The Bus Driver Who Wanted to be God, and Other Stories, by Etgar Keret

A collection of short short stories and a short novella, and Keret’s first English-language publication, this slim volume showcases the author’s simple, often almost childlike prose style, which both compliments and contrasts with his preoccupation with the darker aspects of humanity. Touching tales of childhood innocence sit alongside dark treatises on racism and religious intolerance, and Keret’s use of language and imagery ensure that the stories stay with the reader long after they have put the book down. Keret’s black sense of humour and keen eye for the strange and ridiculous bring comedy to every subject he writes about. His understanding of how humanity works makes even his most political and heartless characters human. His knack for putting familiar characters in new situations – like the cold-hearted, efficient assassin hired to kill the man who saved him from an orphanage – keep the reader guessing until the last page of every story.
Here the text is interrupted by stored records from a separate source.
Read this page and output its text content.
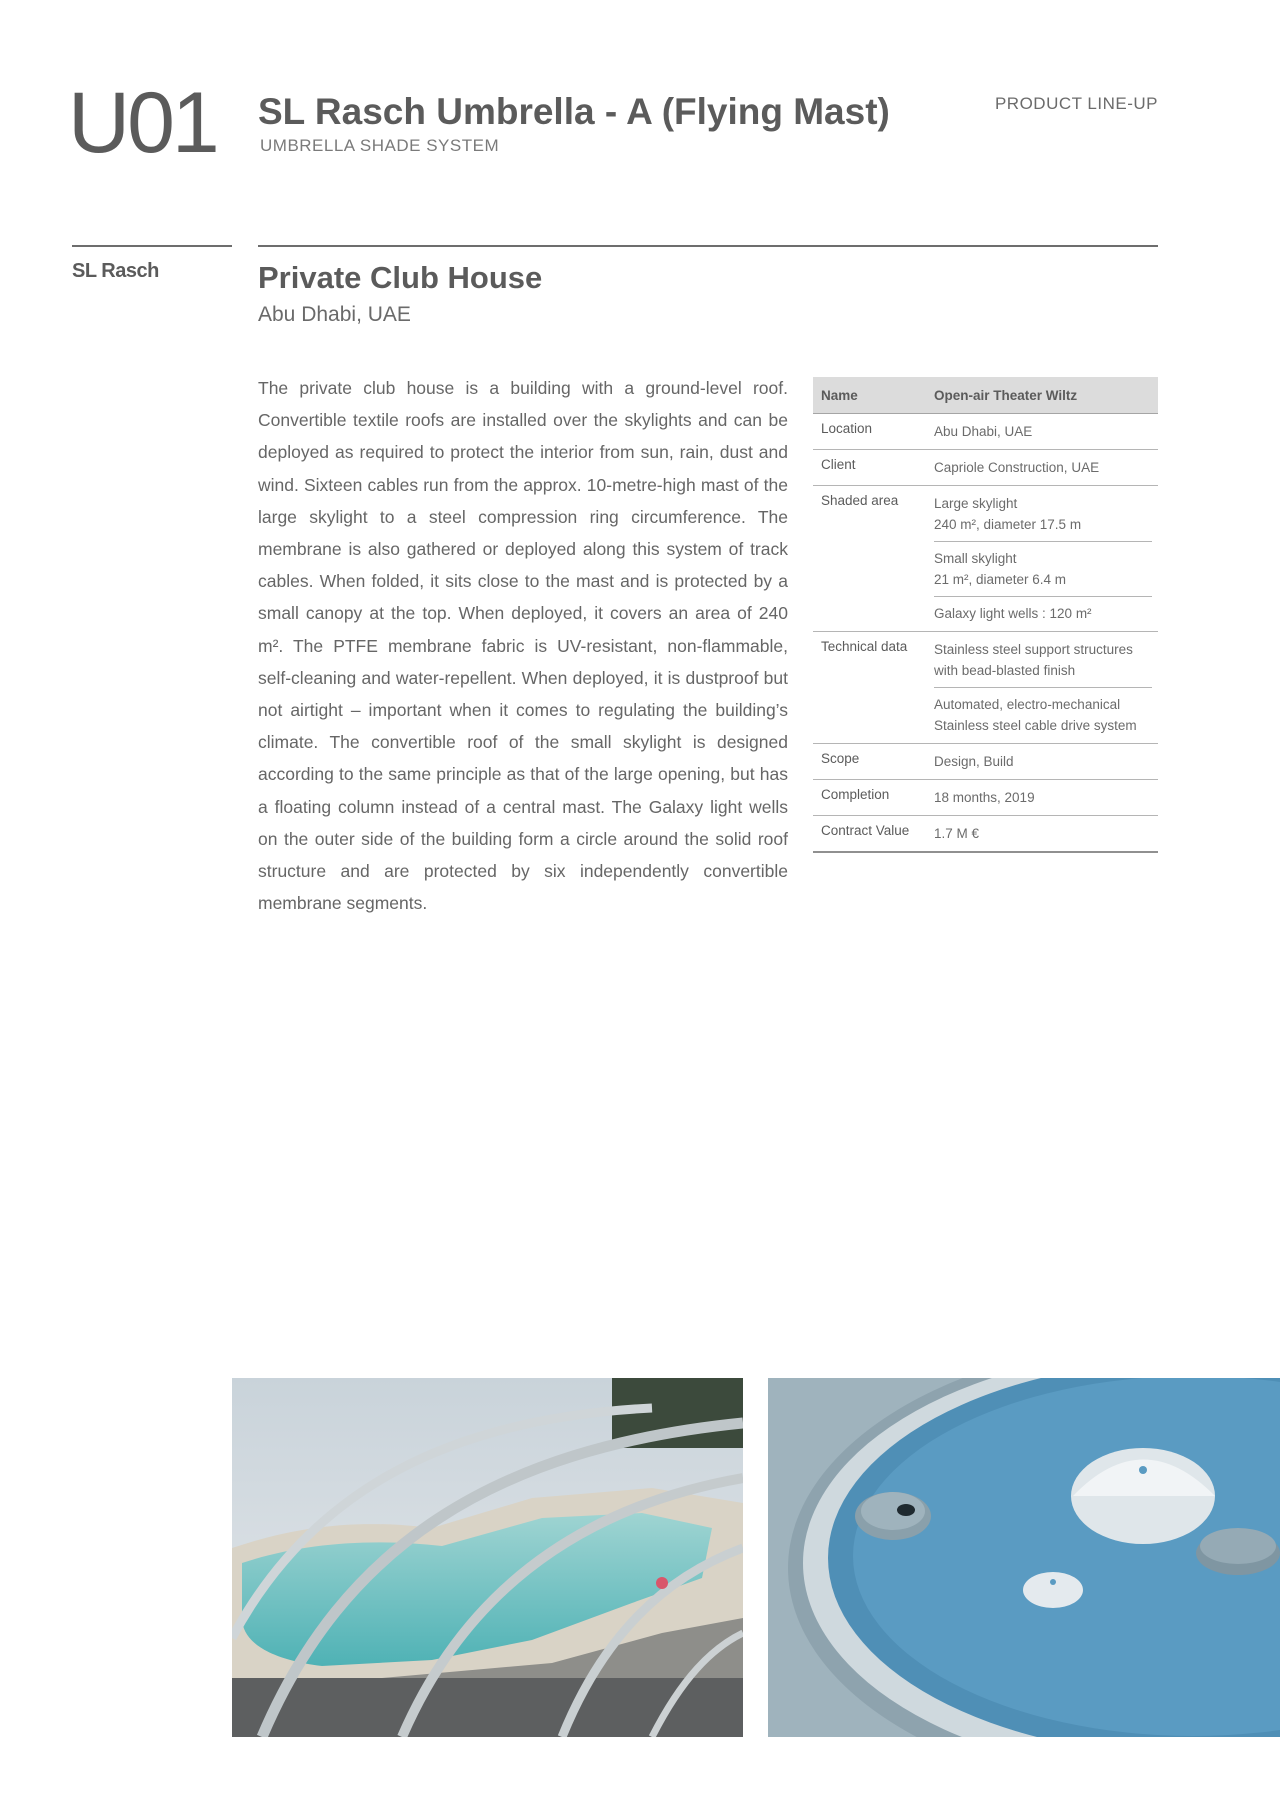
U01 SL Rasch Umbrella - A (Flying Mast)
UMBRELLA SHADE SYSTEM
PRODUCT LINE-UP
SL Rasch	Private Club House
Abu Dhabi, UAE

The private club house is a building with a ground-level roof. Convertible textile roofs are installed over the skylights and can be deployed as required to protect the interior from sun, rain, dust and wind. Sixteen cables run from the approx. 10-metre-high mast of the large skylight to a steel compression ring circumference. The membrane is also gathered or deployed along this system of track cables. When folded, it sits close to the mast and is protected by a small canopy at the top. When deployed, it covers an area of 240 m². The PTFE membrane fabric is UV-resistant, non-flammable, self-cleaning and water-repellent. When deployed, it is dustproof but not airtight – important when it comes to regulating the building’s climate. The convertible roof of the small skylight is designed according to the same principle as that of the large opening, but has a floating column instead of a central mast. The Galaxy light wells on the outer side of the building form a circle around the solid roof structure and are protected by six independently convertible membrane segments.

Name	Open-air Theater Wiltz
Location	Abu Dhabi, UAE
Client	Capriole Construction, UAE
Shaded area	Large skylight
240 m², diameter 17.5 m
Small skylight
21 m², diameter 6.4 m
Galaxy light wells : 120 m²
Technical data	Stainless steel support structures
with bead-blasted finish
Automated, electro-mechanical
Stainless steel cable drive system
Scope	Design, Build
Completion	18 months, 2019
Contract Value	1.7 M €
The novella, Kneller’s Happy Campers, takes as its subject a road trip through the afterlife for people who have committed suicide, and manages to be touching, thought-provoking and humourous.
Keret’s dark sense of humour, warped world view and keen eye for the absurdities of people may not be for everybody, but those who like their fiction short, thought-provoking and off the wall may find that The Bus Driver… is what they’re looking for.